Immer wieder blickt Ludwig auf den Nebencourt, dort trainieren gerade Karla Borger und Margareta Kozuch. An diesem Montag kommt es zum Aufeinandertreffen der beiden deutschen ­Frauenteams. Nach jeweils zwei Siegen spielen die beiden Duos auf dem 10.000 Zuschauer fassenden Center-Court um den Gruppensieg im Pool D (14 Uhr, www.zdf.de/sport). Der Sieger wird mit der besseren Setzung und einem ­vermeintlich leichteren Gegner für die erste Runde der K.o.-Phase belohnt.

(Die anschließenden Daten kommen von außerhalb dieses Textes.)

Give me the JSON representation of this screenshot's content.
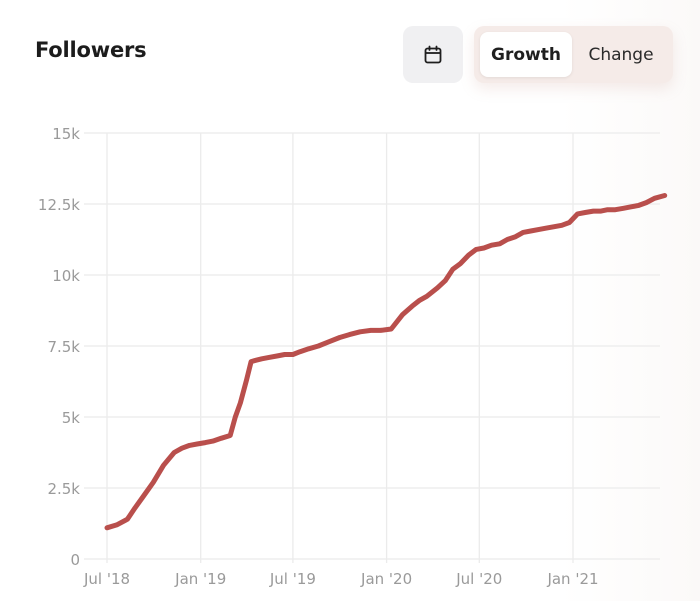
{
  "header": {
    "title": "Followers",
    "calendar_icon": "calendar-icon",
    "tabs": [
      {
        "label": "Growth",
        "active": true
      },
      {
        "label": "Change",
        "active": false
      }
    ]
  },
  "colors": {
    "line": "#b94f4c",
    "grid": "#ebebeb",
    "tick": "#9a9a9a",
    "toggle_bg": "#f5ebe8",
    "calendar_bg": "#f0f0f2"
  },
  "chart_data": {
    "type": "line",
    "xlabel": "",
    "ylabel": "",
    "ylim": [
      0,
      15000
    ],
    "yticks": [
      0,
      2500,
      5000,
      7500,
      10000,
      12500,
      15000
    ],
    "ytick_labels": [
      "0",
      "2.5k",
      "5k",
      "7.5k",
      "10k",
      "12.5k",
      "15k"
    ],
    "xlim": [
      "2018-07-01",
      "2021-06-30"
    ],
    "xticks": [
      "2018-07-01",
      "2019-01-01",
      "2019-07-01",
      "2020-01-01",
      "2020-07-01",
      "2021-01-01"
    ],
    "xtick_labels": [
      "Jul '18",
      "Jan '19",
      "Jul '19",
      "Jan '20",
      "Jul '20",
      "Jan '21"
    ],
    "grid": true,
    "series": [
      {
        "x": [
          "2018-07-01",
          "2018-07-20",
          "2018-08-10",
          "2018-08-25",
          "2018-09-10",
          "2018-09-30",
          "2018-10-20",
          "2018-11-10",
          "2018-11-25",
          "2018-12-10",
          "2018-12-25",
          "2019-01-10",
          "2019-01-25",
          "2019-02-10",
          "2019-02-28",
          "2019-03-10",
          "2019-03-20",
          "2019-04-01",
          "2019-04-10",
          "2019-04-20",
          "2019-05-01",
          "2019-05-15",
          "2019-06-01",
          "2019-06-15",
          "2019-07-01",
          "2019-07-15",
          "2019-08-01",
          "2019-08-20",
          "2019-09-10",
          "2019-10-01",
          "2019-10-20",
          "2019-11-10",
          "2019-12-01",
          "2019-12-20",
          "2020-01-10",
          "2020-02-01",
          "2020-02-20",
          "2020-03-05",
          "2020-03-20",
          "2020-04-10",
          "2020-04-25",
          "2020-05-10",
          "2020-05-25",
          "2020-06-10",
          "2020-06-25",
          "2020-07-10",
          "2020-07-25",
          "2020-08-10",
          "2020-08-25",
          "2020-09-10",
          "2020-09-25",
          "2020-10-10",
          "2020-10-25",
          "2020-11-10",
          "2020-11-25",
          "2020-12-10",
          "2020-12-25",
          "2021-01-10",
          "2021-01-25",
          "2021-02-10",
          "2021-02-25",
          "2021-03-10",
          "2021-03-25",
          "2021-04-10",
          "2021-04-25",
          "2021-05-10",
          "2021-05-25",
          "2021-06-10",
          "2021-06-30"
        ],
        "y": [
          1100,
          1200,
          1400,
          1800,
          2200,
          2700,
          3300,
          3750,
          3900,
          4000,
          4050,
          4100,
          4150,
          4250,
          4350,
          5000,
          5500,
          6300,
          6950,
          7000,
          7050,
          7100,
          7150,
          7200,
          7200,
          7300,
          7400,
          7500,
          7650,
          7800,
          7900,
          8000,
          8050,
          8050,
          8100,
          8600,
          8900,
          9100,
          9250,
          9550,
          9800,
          10200,
          10400,
          10700,
          10900,
          10950,
          11050,
          11100,
          11250,
          11350,
          11500,
          11550,
          11600,
          11650,
          11700,
          11750,
          11850,
          12150,
          12200,
          12250,
          12250,
          12300,
          12300,
          12350,
          12400,
          12450,
          12550,
          12700,
          12800
        ]
      }
    ]
  }
}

"Ein sehr interessantes Spiel", sagt Olympiasieger Julius Brink. "Für mich sind Laura und Kira der haushohe Gruppen-Favorit, aber nur, wenn sie körperlich topfit sind." Genau daran hakte es zuletzt: Im Dezember wurde Ludwig an der Schulter operiert, dann zog sich Walkenhorst einen Infekt zu. In dieser Saison haben die Olympiasiegerinnen, die 2016 zudem den Europameistertitel und die Deutsche Meisterschaft gewannen, erst fünf Turniere ­zusammen gespielt.